As an organization that advocates for the safe use of NC's groundwater as affordable rural water supply, w e must object to the recommended standard, as it is:
1) could result in a substantial overall increase in body burden of PFOA in those drinking PFOA contaminated water with unknown health effects and no regulatory consequences for producers or users of PFOA, a public health experiment that is unconscionable.
2) Is significantly above the levels reported in the Cape Fear River and at sites very close to the point of production, thus reducing regulatory leverage and monitoring to protect the public from contaminated surface water that may be a drinking water source with no PFOA contaminant removal requirements, or groundwater migrating offsite to potential public or private wells or small impoundments used for fishing or swimming.
We are deeply concerned by the proposed groundwater standard of 0.9 to 1.6 ppb on several grounds, and the studies on which it was based. We believe that a reasonable level of precaution would have called for a standard ten to 30 fold lower than this range.
1) the long-reported differences in metabolism between humans and other studied animals and apparent highly efficient renal reabsorption in humans, as well as the greater than ten fold variation in individual retention and sensitivity of organ systems should have driven a more cautionary uncertainty factor than the 30 fold that was applied
2) the assumptions about the volume of water consumed (2Iiters) and source contribution of 0.2 are significantly less conservative than is appropriate for a recommendation for groundwater levels of a persistent anthropogenic toxin.

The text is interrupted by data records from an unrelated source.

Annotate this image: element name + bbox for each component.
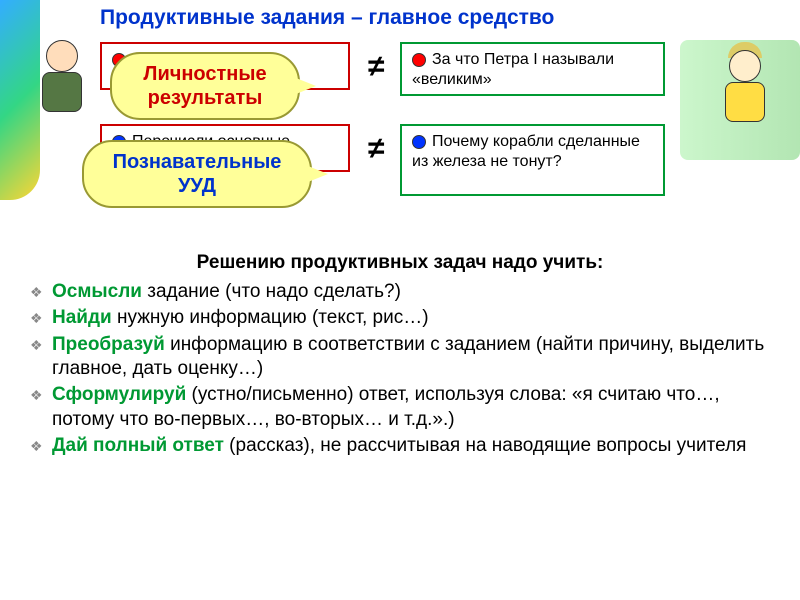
keyword: Найди xyxy=(52,307,112,328)
list-item: Осмысли задание (что надо сделать?) xyxy=(30,280,780,304)
item-text: задание (что надо сделать?) xyxy=(142,281,401,302)
box-text: За что Петра I называли «великим» xyxy=(412,51,614,88)
list-item: Дай полный ответ (рассказ), не рассчитыв… xyxy=(30,434,780,458)
bubble-cognitive: Познавательные УУД xyxy=(82,140,312,208)
item-text: (рассказ), не рассчитывая на наводящие в… xyxy=(224,435,747,456)
bullet-icon xyxy=(412,53,426,67)
item-text: нужную информацию (текст, рис…) xyxy=(112,307,429,328)
box-bottom-right: Почему корабли сделанные из железа не то… xyxy=(400,124,665,196)
student-illustration xyxy=(710,42,780,132)
bubble-personal: Личностные результаты xyxy=(110,52,300,120)
box-text: Почему корабли сделанные из железа не то… xyxy=(412,133,640,170)
not-equal-icon: ≠ xyxy=(368,50,384,84)
bubble-label: Познавательные УУД xyxy=(113,151,282,197)
page-title: Продуктивные задания – главное средство xyxy=(100,6,554,30)
not-equal-icon: ≠ xyxy=(368,132,384,166)
teacher-illustration xyxy=(32,40,92,120)
subtitle: Решению продуктивных задач надо учить: xyxy=(0,252,800,274)
keyword: Дай полный ответ xyxy=(52,435,224,456)
list-item: Сформулируй (устно/письменно) ответ, исп… xyxy=(30,383,780,432)
instruction-list: Осмысли задание (что надо сделать?) Найд… xyxy=(30,280,780,460)
keyword: Сформулируй xyxy=(52,384,186,405)
list-item: Преобразуй информацию в соответствии с з… xyxy=(30,333,780,382)
bullet-icon xyxy=(412,135,426,149)
bubble-label: Личностные результаты xyxy=(143,63,266,109)
box-top-right: За что Петра I называли «великим» xyxy=(400,42,665,96)
keyword: Осмысли xyxy=(52,281,142,302)
keyword: Преобразуй xyxy=(52,334,165,355)
list-item: Найди нужную информацию (текст, рис…) xyxy=(30,306,780,330)
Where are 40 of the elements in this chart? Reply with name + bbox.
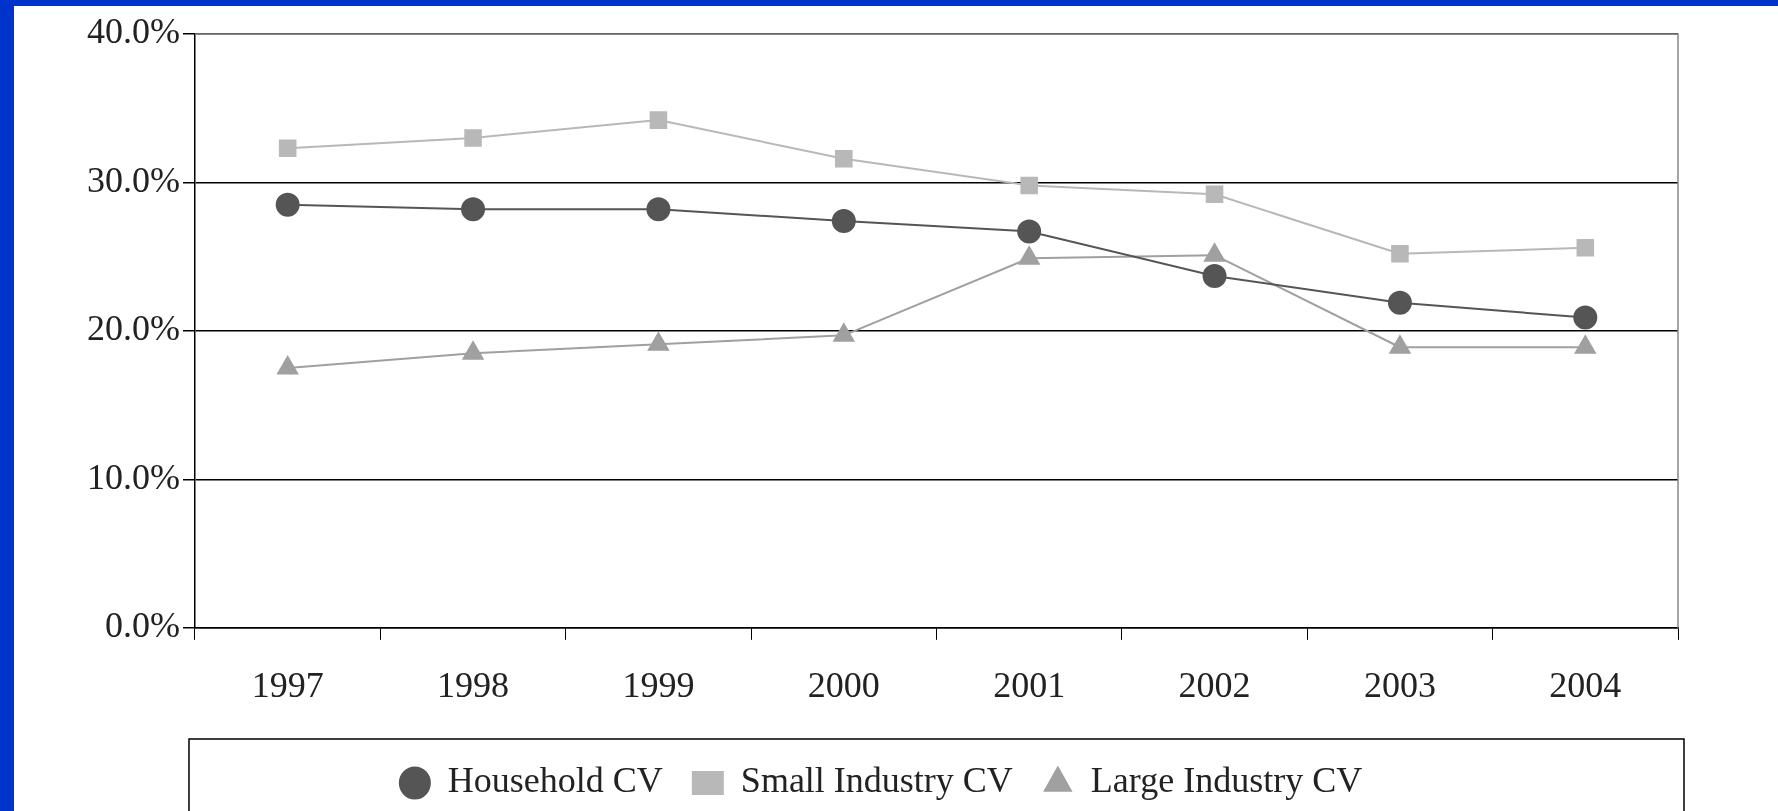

3) I was present when DuPont scientific staff presented to the SAB and was startled by the lack of incisive questions for the presenter, indicating passive acceptance of the risk assessment approach and studies the industry had been using as the basis for seeking weak standards. This lack of a critical analysis is reflected in the final recommendation to the Division of Water Quality.
In summary, the recommended MAC of 0.9 to 1.6 ppb falls short of a protective standard that would allow conscientious regulation in the public interest We ask that DWQ take a more precautionary approach, apply more conservative uncertainty factors and implement a standard at least 10 fold lower, in order to protect the public's water and long-term health.